Daily Math: Tournament Of Towns 2023 2024

Introduction

Here are my approaches to some problems in Tournament of Towns 2023/2024 (Fall 2023, Senior A-level.) I’ve heard a lot about Tournament of Towns, but this is my first try to solve problems in Tournament of Towns. I recorded time taken to solve each problem, to express how that problem was difficult for me.

These are not perfect solutions; they're my approaches (brief solutions), so there might be some logical loophole. Please let me know via comments :)

Check out the problems at here!

Problem 1 (≤5’)

After I read this problem, I was almost sure that the answer must be equal. In detail, I believed there must be a way to pair two roots completely. Fortunately, it was not so hard to find the way.

Let \[ p_{(a_0, a_1, …, a_{45})}(x) = \sum_{0\leq i\leq45} a_i x^i \] and \[ X_{(a_0, a_1, …, a_{45})} = \lbrace x~\vert~ p_{(a_0, a_1, …, a_45)}(x)=0 \rbrace \] where \(a_i \in \left\{1,2,...,46\right\}\). Then, we can easily show \[ \forall x\in X_{(a_0, a_1, …, a_{45})}\quad x<0. \] Also, it is trivial that \[ \left\lbrace\frac1x \vert x \in X_{(a_0, a_1, …, a_{45})}\right\rbrace = X_{(a_{45}, a_{44}, …, a_0)}. \] Because \(\left\lbrace x+1, \frac1x+1 \right\rbrace = \left\lbrace positive, negative \right\rbrace\) for \(x<0\),

\[ \left\vert\left\lbrace x \vert x\in X_{A} \cup X_{A^{-1}} \wedge x+1>0\right\rbrace\right\vert = \left\vert\left\lbrace x \vert x\in X_{A} \cup X_{A^{-1}} \wedge x+1<0\right\rbrace\right\vert \]

where \(A=(a_0, a_1, ..., a_{45})\) and \(A^{-1}=(a_{45}, a_{44}, ..., a_0)\). Obviously for every \(A\) we can find \(A^{-1}\neq A\), the answer must be equal.

Problem 2 (20’)

I tried to solve smaller problem first, so I generalized the numeral system and observed \(N\) from unary to ternary by hand. Let \(N(d)\) be \(N\) for \(d\)-base numeral system.

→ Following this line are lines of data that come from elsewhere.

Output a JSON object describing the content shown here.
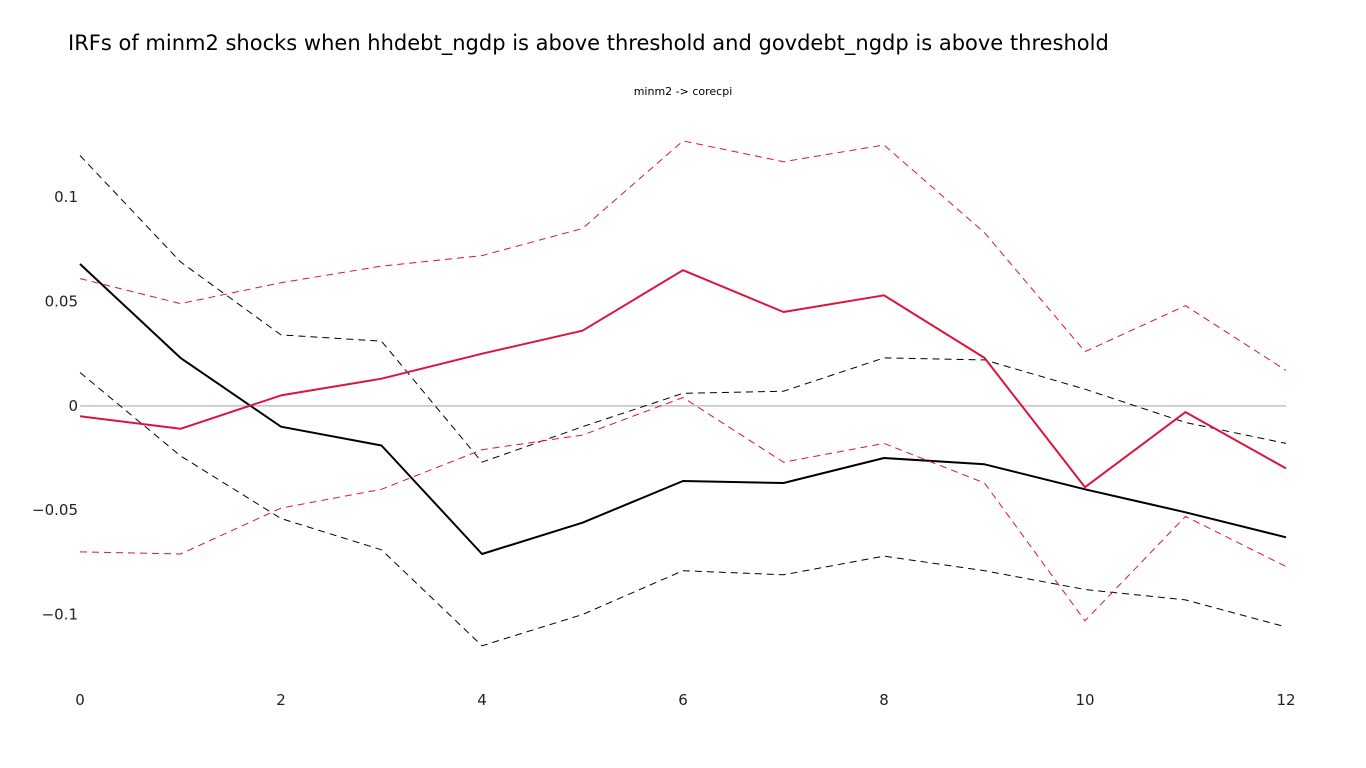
{
  "chart_data": {
    "type": "line",
    "title": "IRFs of minm2 shocks when hhdebt_ngdp is above threshold and govdebt_ngdp is above threshold",
    "subtitle": "minm2 -> corecpi",
    "xlabel": "",
    "ylabel": "",
    "x": [
      0,
      1,
      2,
      3,
      4,
      5,
      6,
      7,
      8,
      9,
      10,
      11,
      12
    ],
    "xlim": [
      0,
      12
    ],
    "ylim": [
      -0.129,
      0.137
    ],
    "x_ticks": [
      0,
      2,
      4,
      6,
      8,
      10,
      12
    ],
    "x_tick_labels": [
      "0",
      "2",
      "4",
      "6",
      "8",
      "10",
      "12"
    ],
    "y_ticks": [
      0.1,
      0.05,
      0,
      -0.05,
      -0.1
    ],
    "y_tick_labels": [
      "0.1",
      "0.05",
      "0",
      "−0.05",
      "−0.1"
    ],
    "grid": false,
    "zero_line": true,
    "legend": "none",
    "series": [
      {
        "style": "solid",
        "color": "#000000",
        "values": [
          0.068,
          0.023,
          -0.01,
          -0.019,
          -0.071,
          -0.056,
          -0.036,
          -0.037,
          -0.025,
          -0.028,
          -0.04,
          -0.051,
          -0.063
        ]
      },
      {
        "style": "dashed",
        "color": "#000000",
        "values": [
          0.12,
          0.069,
          0.034,
          0.031,
          -0.027,
          -0.01,
          0.006,
          0.007,
          0.023,
          0.022,
          0.008,
          -0.008,
          -0.018
        ]
      },
      {
        "style": "dashed",
        "color": "#000000",
        "values": [
          0.016,
          -0.024,
          -0.054,
          -0.069,
          -0.115,
          -0.1,
          -0.079,
          -0.081,
          -0.072,
          -0.079,
          -0.088,
          -0.093,
          -0.106
        ]
      },
      {
        "style": "solid",
        "color": "#dc143c",
        "values": [
          -0.005,
          -0.011,
          0.005,
          0.013,
          0.025,
          0.036,
          0.065,
          0.045,
          0.053,
          0.023,
          -0.039,
          -0.003,
          -0.03
        ]
      },
      {
        "style": "dashed",
        "color": "#dc143c",
        "values": [
          0.061,
          0.049,
          0.059,
          0.067,
          0.072,
          0.085,
          0.127,
          0.117,
          0.125,
          0.083,
          0.026,
          0.048,
          0.017
        ]
      },
      {
        "style": "dashed",
        "color": "#dc143c",
        "values": [
          -0.07,
          -0.071,
          -0.049,
          -0.04,
          -0.021,
          -0.014,
          0.004,
          -0.027,
          -0.018,
          -0.037,
          -0.103,
          -0.053,
          -0.077
        ]
      }
    ],
    "zero_line_color": "#c0c0c0"
  }
}
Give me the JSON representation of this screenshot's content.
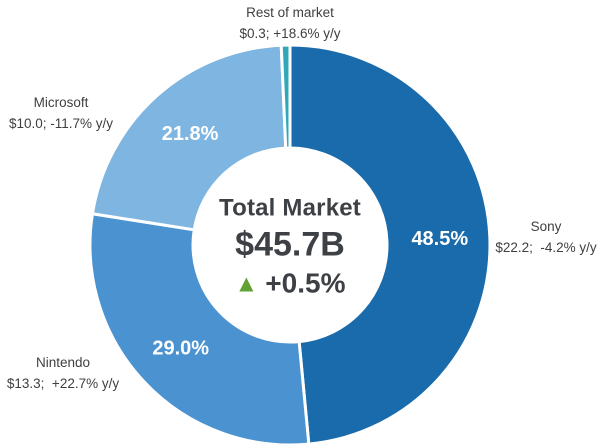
{
  "chart_data": {
    "type": "pie",
    "subtype": "donut",
    "title": "Total Market",
    "legend_position": "none",
    "center": {
      "title": "Total Market",
      "value": "$45.7B",
      "change": "+0.5%",
      "change_direction": "up",
      "change_icon": "▲",
      "change_color": "#61a135",
      "total_billions": 45.7,
      "total_yoy_pct": 0.5
    },
    "segments": [
      {
        "name": "Sony",
        "value_pct": 48.5,
        "pct_label": "48.5%",
        "sublabel": "$22.2;  -4.2% y/y",
        "revenue_billions": 22.2,
        "yoy_pct": -4.2,
        "color": "#1a6bab"
      },
      {
        "name": "Nintendo",
        "value_pct": 29.0,
        "pct_label": "29.0%",
        "sublabel": "$13.3;  +22.7% y/y",
        "revenue_billions": 13.3,
        "yoy_pct": 22.7,
        "color": "#4a92d0"
      },
      {
        "name": "Microsoft",
        "value_pct": 21.8,
        "pct_label": "21.8%",
        "sublabel": "$10.0; -11.7% y/y",
        "revenue_billions": 10.0,
        "yoy_pct": -11.7,
        "color": "#7fb5e1"
      },
      {
        "name": "Rest of market",
        "value_pct": 0.7,
        "pct_label": "",
        "sublabel": "$0.3; +18.6% y/y",
        "revenue_billions": 0.3,
        "yoy_pct": 18.6,
        "color": "#31a8b8"
      }
    ]
  }
}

\[ {\lbrace N(d)\rbrace}_{d=1}^3 = \lbrace1,3,7\rbrace = \lbrace2^1-1, 2^2-1, 2^3-1\rbrace \]

From observation, I guessed \(N(d)\) would be \(2^d-1\).

Proof. \(N(1)=2^1-1\) (base condition). Let’s assume \(N(d)=2^d-1\) and show \(N(d+1)=2^{d+1}-1\) to apply mathematical induction. We can easily show \(N(d+1)\geq 2N(d)+1=2^{d+1}-1\) with a constructive solution:

\[ X(d+1) = X(d)\circ(d+1)\circ X(d) \]

where \(X(d)\) is one of the possible number whose length is \(N(d)\) and \(\circ\) is concatenation. Now let’s show \(N(d+1)\leq 2N(d)+1\). Obviously

\[ \left\vert\left\lbrace X(d+1)_i \in \lbrace1,2,…,d\rbrace \right\rbrace\right\vert \leq N(d) \]

and

\[ \left\vert\left\lbrace X(d+1)_i = (d+1) \right\rbrace\right\vert \leq N(d)+1 \]

because there must not be adjacent digits \((d+1)\). These two inequalities easily prove \(N(d+1)\leq 2N(d)+1\). Finally, \(N(d+1)=2N(d)+1 \Rightarrow N(d)=2^{d}-1\).